Page D is a display-only page modelled on the early Fairlight IIX version. It's a "3D" display that effectively shows slices (or segments) of the sound through time. The beginning of the sound is shown at the bottom of the screen, with subsequent segments shown receding into the distance at the top. So for example, a sound with a sharp attack like a BASSLAP1 would have a lot of activity at its beginning at the bottom of the display, and be virtually silent, with no activity at the top, or end of the sound. The fields at the top of the page have the following functions:
This is the end or last segment displayed. For a CMI II voice, which has 128 segments, when set at 128, the whole waveform is displayed; 64 the first half; and 32 the first quarter. If the sound has a "loop" in it to sustain it, the segments within the loop area are shown in orange, whereas the rest of the segments are shown in green.
This sets now many segments are displayed.

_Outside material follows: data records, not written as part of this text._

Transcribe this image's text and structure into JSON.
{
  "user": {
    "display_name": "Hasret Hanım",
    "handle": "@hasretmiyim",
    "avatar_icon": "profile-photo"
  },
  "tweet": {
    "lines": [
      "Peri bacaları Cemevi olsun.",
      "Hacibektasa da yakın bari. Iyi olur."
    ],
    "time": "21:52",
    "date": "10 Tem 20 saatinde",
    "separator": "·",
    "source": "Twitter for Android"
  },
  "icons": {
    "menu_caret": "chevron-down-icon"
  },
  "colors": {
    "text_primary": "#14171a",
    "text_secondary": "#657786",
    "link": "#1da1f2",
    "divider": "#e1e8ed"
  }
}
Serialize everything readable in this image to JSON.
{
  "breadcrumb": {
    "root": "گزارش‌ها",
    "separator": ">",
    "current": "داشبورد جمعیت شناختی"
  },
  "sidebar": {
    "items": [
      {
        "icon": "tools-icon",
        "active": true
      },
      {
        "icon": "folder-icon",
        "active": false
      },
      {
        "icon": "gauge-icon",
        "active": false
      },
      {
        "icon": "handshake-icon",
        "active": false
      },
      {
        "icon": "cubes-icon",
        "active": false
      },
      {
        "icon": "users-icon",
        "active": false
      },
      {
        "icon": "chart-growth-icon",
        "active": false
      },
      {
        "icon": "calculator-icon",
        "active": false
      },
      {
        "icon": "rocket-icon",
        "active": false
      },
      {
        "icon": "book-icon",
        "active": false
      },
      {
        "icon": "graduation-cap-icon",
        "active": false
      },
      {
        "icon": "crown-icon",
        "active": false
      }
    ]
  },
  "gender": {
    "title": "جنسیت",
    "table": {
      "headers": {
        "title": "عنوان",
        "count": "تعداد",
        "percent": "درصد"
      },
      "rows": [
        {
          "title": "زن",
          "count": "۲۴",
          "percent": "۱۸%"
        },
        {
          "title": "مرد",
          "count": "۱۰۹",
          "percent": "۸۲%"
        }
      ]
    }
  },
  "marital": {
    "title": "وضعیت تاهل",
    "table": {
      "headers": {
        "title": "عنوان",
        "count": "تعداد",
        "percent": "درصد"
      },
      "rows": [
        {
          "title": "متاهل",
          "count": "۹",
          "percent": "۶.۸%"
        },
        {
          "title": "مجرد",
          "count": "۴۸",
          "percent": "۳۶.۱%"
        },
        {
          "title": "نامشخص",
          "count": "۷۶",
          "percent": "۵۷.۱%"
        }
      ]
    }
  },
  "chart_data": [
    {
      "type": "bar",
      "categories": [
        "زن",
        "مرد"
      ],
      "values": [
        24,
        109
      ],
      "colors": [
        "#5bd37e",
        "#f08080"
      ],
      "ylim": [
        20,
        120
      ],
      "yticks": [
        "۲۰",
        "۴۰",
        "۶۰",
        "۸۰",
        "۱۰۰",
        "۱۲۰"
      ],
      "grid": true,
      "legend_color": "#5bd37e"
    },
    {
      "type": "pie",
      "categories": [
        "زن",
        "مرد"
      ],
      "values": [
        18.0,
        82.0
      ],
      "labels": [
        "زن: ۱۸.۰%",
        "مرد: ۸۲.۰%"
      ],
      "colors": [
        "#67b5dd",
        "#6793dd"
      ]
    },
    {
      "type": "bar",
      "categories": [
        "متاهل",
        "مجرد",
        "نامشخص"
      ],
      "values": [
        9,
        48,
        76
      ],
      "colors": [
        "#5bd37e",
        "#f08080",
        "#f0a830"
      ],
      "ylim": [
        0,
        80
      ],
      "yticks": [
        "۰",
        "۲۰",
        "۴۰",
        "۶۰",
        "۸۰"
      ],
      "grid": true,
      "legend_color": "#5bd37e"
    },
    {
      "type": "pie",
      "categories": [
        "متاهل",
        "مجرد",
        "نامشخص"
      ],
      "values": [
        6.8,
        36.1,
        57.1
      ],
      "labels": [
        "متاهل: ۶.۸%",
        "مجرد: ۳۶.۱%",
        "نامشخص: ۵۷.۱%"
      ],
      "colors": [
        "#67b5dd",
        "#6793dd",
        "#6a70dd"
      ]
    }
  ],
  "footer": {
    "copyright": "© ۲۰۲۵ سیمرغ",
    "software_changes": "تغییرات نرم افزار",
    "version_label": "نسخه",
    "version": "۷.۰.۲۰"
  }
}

For 128-segment voices, 1 shows every one, while 8 shows every 8th segment. The more segments displayed, the denser the display appears. For sampled or imported voices with more than 128 segments, every Nth segment will be shown.
The segment size is the number of samples in one segment displayed across Page D. But much more importantly than that, the segment size is used by the CMI to decide playback sample rate for the voice to achieve concert pitch. To get it right, there has to be an integer number of waveform cycles in each segment.
For voices you have created yourself (by importing an audio file) you will probably need to adjust the segment size so that the peaks of the waveforms all line up. Try to get 1, 2, 3 or 4 cycles per segment, and make sure you set that number in the voice edit page.
As you’ll notice when using Page D and tapping the Tilt button, tilting your iPhone or iPad varies the viewing angle of the waveform. With your device vertical you’ll be looking straight on at the segments, and with your device horizontal you'll only see straight lines, as you’ll be looking at the segments from above. Tilt your device from side to side to show the waveform from different sides. You can move your device in all directions, and the display will immediately respond in real time.